2.Par jugement du 16 novembre 2011, le Tribunal civil de
l’arrondissement de La Côte a prononcé le divorce des parties (I) puis a,
notamment, dit que A.T. contribuera à l’entretien de sa fille
C.T.________ par le régulier versement d’une pension de 1'750 fr.,
allocations familiales en sus (VIII) et qu'il contribuera à l’entretien de
B.T.________ par le régulier versement d'une pension de 1'500 fr. jusqu’à
ce que C.T.________ ait atteint l’âge de 16 ans (XI).
Par arrêt du 15 mai 2013, la Cour d’appel civile du Tribunal
cantonal a partiellement admis l'appel formé par A.T.________ à l’encontre
du jugement du
16 novembre 2011 et réformé ledit jugement en ce sens que l'intéressé
est astreint à contribuer à l’entretien de C.T.________ par le versement
d’une pension de 1'200 fr., allocations familiales dues en sus, jusqu’à la
majorité de l’enfant, sous réserve de l’article 277 alinéa 2 CC et qu'il est
astreint à contribuer à l’entretien de B.T.________ par le versement d’une
pension de 1'400 fr. jusqu’à ce que C.T.________ ait atteint l’âge de 16 ans.

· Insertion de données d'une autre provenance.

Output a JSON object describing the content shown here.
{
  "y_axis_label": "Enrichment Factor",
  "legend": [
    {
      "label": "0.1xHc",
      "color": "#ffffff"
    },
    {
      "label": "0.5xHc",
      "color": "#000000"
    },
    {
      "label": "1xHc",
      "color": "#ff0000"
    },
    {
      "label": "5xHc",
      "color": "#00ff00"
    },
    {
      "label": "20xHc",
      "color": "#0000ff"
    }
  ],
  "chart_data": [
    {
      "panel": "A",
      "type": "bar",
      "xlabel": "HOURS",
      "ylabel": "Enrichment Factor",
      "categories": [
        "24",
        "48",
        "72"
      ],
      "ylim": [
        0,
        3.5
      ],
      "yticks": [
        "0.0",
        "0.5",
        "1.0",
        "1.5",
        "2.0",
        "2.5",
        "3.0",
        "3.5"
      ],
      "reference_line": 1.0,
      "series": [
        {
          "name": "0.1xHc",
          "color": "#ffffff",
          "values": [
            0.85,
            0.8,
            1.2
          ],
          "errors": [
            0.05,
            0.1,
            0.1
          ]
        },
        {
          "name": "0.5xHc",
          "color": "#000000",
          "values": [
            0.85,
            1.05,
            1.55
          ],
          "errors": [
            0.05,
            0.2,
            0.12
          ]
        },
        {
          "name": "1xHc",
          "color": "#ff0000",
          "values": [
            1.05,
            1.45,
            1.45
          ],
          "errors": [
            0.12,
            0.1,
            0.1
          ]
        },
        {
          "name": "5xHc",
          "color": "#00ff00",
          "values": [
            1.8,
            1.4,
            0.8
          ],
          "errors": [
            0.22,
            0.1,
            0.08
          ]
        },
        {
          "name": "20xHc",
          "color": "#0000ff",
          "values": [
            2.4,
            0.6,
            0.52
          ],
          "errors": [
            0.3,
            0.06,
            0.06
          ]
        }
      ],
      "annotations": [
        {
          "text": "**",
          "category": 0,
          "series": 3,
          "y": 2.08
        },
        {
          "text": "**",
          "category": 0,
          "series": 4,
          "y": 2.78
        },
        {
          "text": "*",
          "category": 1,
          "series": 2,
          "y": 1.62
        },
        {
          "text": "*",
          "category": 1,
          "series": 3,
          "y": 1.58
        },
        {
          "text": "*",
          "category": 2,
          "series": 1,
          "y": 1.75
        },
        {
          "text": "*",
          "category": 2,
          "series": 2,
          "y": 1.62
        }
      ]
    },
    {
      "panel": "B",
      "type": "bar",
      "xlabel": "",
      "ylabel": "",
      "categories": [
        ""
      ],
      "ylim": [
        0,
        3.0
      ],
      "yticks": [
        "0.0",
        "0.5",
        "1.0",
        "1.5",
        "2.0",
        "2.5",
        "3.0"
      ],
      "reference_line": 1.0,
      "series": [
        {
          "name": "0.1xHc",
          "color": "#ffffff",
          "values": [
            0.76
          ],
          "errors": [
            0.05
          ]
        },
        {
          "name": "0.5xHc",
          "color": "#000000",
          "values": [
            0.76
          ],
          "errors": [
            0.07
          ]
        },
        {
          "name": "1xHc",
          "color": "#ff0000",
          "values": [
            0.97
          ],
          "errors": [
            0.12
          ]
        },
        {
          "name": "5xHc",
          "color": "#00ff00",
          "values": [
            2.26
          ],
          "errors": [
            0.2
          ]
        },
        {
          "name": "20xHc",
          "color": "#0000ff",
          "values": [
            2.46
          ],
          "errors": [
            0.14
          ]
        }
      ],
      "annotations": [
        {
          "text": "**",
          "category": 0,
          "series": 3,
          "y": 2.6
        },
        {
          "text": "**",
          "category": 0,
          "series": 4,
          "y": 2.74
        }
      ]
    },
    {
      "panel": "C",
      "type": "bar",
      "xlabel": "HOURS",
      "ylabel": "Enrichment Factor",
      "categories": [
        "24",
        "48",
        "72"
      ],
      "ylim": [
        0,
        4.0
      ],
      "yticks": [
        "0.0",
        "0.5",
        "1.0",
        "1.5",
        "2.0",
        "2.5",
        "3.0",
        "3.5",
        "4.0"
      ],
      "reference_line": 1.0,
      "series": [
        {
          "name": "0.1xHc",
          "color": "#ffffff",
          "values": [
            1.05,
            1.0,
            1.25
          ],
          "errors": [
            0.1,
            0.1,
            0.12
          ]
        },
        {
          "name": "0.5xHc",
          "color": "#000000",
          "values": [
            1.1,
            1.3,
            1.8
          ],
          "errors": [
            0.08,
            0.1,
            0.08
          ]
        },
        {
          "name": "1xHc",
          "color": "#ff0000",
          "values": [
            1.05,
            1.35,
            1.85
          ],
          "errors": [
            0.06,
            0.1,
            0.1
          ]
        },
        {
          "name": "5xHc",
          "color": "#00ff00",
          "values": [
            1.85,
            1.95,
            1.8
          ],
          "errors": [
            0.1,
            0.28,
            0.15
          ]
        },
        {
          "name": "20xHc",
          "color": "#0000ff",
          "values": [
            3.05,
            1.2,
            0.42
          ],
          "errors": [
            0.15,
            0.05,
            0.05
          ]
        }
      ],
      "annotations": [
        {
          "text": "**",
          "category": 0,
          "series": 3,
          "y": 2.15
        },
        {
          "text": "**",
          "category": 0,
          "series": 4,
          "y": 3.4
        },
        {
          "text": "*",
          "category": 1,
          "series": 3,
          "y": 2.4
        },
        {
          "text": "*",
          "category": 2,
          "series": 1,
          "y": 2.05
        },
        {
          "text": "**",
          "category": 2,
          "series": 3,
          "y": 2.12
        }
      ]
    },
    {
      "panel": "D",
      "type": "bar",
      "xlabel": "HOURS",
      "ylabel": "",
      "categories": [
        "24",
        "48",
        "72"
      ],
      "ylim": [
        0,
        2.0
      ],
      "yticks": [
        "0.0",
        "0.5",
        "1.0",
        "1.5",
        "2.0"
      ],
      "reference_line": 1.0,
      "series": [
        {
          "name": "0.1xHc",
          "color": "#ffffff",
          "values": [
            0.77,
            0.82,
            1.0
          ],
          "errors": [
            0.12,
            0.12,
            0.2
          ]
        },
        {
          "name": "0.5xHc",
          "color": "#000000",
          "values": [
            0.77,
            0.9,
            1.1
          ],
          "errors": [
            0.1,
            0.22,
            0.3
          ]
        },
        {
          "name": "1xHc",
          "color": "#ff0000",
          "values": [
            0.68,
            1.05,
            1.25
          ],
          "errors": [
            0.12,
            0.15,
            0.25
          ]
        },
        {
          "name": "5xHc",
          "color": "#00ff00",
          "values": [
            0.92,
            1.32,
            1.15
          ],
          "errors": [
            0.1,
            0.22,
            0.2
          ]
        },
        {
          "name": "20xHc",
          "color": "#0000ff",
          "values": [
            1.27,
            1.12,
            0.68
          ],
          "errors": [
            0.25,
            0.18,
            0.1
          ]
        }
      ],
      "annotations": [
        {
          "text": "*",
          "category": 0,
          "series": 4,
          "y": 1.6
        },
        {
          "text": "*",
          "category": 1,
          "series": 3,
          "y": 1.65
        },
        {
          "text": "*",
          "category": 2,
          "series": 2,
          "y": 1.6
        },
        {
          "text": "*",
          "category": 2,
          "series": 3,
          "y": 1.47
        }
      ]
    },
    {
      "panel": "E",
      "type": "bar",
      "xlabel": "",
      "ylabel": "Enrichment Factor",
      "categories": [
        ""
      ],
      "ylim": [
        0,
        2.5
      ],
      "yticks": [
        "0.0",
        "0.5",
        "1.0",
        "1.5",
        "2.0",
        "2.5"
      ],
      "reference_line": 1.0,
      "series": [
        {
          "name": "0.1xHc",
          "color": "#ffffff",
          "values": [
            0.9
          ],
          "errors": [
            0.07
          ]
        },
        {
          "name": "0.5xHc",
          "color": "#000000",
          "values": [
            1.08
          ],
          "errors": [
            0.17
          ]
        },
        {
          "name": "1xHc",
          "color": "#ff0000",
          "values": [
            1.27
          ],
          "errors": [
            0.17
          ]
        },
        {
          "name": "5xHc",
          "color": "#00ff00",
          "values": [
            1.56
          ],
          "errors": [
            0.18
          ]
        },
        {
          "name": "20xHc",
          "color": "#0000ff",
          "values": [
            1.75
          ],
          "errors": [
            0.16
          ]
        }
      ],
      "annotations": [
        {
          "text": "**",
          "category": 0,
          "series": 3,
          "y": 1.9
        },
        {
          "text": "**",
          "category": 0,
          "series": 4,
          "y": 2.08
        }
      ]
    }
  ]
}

3.Par requête du 23 janvier 2015, B.T.________ a conclu à ce
qu'ordre soit donné à l'employeur de A.T.________ de prélever chaque mois
directement sur le salaire de ce dernier les contributions d'entretien mises
à sa charge, par 2'600 fr. au total. Par courrier du 16 mars 2015,
A.T.________ a en substance conclu au rejet de la requête d'avis aux
débiteurs.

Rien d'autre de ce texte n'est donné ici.